Superhelden treffen andere Superhelden – das ist derzeit Hollywoods Lieblingsrezept. Und eine Allegorie des Systems, in dem die Filme entstehen.

Vor dem Superhelden-Hype: Batman (Adam West) und Robin (Burt Ward) in den 60ern Foto: imago/United Archives International

Wie erzählt man die Geschichte des Kapitalismus im Kino? Vielleicht: ein Foto von Adam Smith, streikende Fabrikarbeiter, Charly Chaplin zwischen den Zahnrädern einer Maschine und dazu im Voice-over Marx-Zitate? Nein, gar nicht nötig. Man schaut sich einfach Superheldenfilme an.
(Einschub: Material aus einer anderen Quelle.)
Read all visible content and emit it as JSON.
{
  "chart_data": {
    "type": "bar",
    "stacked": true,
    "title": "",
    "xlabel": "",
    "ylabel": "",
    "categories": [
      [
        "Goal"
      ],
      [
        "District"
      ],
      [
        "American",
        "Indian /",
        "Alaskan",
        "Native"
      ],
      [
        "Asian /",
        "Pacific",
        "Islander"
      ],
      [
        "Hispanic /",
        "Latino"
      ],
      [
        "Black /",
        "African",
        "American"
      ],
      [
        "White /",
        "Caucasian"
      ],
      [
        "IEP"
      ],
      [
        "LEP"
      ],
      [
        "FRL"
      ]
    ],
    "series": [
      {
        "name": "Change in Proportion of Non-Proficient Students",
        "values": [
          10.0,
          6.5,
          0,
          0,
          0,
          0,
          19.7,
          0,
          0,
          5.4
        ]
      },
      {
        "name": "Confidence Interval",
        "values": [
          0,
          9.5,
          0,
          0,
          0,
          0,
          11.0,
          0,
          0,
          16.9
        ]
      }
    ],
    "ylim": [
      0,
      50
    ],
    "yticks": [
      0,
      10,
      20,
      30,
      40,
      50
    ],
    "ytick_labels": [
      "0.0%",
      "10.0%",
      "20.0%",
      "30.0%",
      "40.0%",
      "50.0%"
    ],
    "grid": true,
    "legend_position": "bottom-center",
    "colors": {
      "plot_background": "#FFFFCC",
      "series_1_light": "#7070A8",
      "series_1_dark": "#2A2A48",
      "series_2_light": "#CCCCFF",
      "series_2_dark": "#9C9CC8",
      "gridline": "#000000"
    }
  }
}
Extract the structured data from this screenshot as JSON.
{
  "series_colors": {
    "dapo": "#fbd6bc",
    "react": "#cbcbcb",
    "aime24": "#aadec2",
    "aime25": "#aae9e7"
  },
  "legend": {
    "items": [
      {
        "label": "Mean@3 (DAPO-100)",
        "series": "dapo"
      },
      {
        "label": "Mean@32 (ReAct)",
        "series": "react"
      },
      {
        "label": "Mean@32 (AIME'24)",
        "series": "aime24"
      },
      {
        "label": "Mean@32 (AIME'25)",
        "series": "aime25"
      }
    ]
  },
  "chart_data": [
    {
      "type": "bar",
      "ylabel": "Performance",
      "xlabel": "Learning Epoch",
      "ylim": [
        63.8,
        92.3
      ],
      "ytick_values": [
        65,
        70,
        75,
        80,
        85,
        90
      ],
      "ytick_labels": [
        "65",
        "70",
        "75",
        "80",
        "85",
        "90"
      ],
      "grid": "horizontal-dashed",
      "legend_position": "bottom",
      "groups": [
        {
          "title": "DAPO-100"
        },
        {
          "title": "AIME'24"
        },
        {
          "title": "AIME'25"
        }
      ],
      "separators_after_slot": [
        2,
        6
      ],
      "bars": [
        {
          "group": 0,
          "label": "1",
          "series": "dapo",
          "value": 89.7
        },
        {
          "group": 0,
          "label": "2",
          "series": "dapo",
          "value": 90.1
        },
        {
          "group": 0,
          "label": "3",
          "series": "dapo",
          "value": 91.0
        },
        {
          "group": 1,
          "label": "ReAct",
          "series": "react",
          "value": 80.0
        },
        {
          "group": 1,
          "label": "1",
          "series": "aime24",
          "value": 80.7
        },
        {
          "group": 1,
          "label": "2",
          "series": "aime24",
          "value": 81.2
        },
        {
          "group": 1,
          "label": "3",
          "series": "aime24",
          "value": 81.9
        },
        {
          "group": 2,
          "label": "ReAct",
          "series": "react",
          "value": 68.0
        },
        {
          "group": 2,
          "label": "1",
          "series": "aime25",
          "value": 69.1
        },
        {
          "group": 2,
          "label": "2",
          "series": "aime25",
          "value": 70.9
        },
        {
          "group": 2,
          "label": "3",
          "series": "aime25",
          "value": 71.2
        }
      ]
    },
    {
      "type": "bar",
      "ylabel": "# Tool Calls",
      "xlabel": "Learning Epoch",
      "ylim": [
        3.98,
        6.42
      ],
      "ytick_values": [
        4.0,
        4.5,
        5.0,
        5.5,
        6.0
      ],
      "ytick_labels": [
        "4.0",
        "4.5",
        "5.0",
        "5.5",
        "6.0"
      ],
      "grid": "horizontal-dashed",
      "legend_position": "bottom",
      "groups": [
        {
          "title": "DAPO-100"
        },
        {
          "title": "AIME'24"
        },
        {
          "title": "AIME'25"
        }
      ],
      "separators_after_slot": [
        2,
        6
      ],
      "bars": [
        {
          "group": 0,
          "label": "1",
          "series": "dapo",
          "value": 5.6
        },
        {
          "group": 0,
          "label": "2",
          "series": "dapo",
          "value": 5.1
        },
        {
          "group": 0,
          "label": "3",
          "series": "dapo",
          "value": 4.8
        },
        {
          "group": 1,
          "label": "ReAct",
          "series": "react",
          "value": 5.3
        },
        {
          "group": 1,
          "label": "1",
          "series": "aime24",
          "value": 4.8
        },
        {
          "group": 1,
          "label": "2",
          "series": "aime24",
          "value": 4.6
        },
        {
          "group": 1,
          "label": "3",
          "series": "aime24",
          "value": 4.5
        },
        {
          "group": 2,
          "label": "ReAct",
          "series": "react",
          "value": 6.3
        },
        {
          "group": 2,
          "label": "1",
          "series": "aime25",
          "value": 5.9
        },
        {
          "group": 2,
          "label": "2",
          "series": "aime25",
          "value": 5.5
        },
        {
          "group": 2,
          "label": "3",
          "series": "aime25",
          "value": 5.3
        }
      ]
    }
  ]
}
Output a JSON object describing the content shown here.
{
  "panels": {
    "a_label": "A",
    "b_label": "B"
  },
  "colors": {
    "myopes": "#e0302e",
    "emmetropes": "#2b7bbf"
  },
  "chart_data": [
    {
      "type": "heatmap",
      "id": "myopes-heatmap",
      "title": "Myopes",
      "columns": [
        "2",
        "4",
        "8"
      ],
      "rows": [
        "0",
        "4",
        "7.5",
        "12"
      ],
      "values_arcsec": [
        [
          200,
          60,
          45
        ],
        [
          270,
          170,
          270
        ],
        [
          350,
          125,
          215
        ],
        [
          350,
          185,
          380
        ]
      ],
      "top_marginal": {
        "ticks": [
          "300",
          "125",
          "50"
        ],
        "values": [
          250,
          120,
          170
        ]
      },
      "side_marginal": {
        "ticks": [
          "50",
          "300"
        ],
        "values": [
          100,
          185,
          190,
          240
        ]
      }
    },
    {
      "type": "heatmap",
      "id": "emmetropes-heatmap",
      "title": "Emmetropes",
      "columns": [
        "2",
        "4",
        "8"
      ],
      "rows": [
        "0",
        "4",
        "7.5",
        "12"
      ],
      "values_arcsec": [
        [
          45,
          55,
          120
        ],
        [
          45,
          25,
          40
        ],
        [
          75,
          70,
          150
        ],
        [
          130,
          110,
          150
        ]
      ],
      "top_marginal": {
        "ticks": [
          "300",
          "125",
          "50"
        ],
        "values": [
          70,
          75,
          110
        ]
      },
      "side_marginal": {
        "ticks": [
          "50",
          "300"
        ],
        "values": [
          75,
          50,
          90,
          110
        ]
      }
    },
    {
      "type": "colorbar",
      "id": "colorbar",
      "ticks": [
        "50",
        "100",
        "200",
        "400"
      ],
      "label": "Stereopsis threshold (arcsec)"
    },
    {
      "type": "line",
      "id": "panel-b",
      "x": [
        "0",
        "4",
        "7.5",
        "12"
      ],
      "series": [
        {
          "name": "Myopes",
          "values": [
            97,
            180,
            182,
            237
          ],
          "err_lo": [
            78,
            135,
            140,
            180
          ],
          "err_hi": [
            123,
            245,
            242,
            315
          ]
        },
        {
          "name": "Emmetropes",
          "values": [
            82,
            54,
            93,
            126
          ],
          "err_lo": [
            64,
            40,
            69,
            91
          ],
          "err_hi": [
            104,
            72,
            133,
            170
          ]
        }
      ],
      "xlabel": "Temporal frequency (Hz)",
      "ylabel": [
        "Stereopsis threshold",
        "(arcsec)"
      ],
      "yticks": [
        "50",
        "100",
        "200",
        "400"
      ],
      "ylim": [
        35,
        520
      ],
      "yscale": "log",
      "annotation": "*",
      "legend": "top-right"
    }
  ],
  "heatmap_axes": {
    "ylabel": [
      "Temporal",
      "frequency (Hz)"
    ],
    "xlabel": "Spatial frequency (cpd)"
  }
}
Allein in diesem Jahr kamen drei in die Kinos: “„Batman v Superman: Dawn of Justice“ „The First Avenger: Civil War“ und „Suicide Squad“. Schon seit 2008 haben die richtig Konjunktur. Damals beschloss Disney, der Inhaber der Filmrechte an den „Marvel“-Comics, ein fiktives Universum zu erschaffen, in dem alle künftigen Filme und Figuren des Labels lokalisierbar sein sollten, mit gegenseitigen Gastauftritten und Allianzen der Helden – das „Marvel Cinematic Universe“. Disneys Konkurrent Warner Brothers antwortete 2013 mit dem „DC Extended Universe“, auch so ein Superheldenhort.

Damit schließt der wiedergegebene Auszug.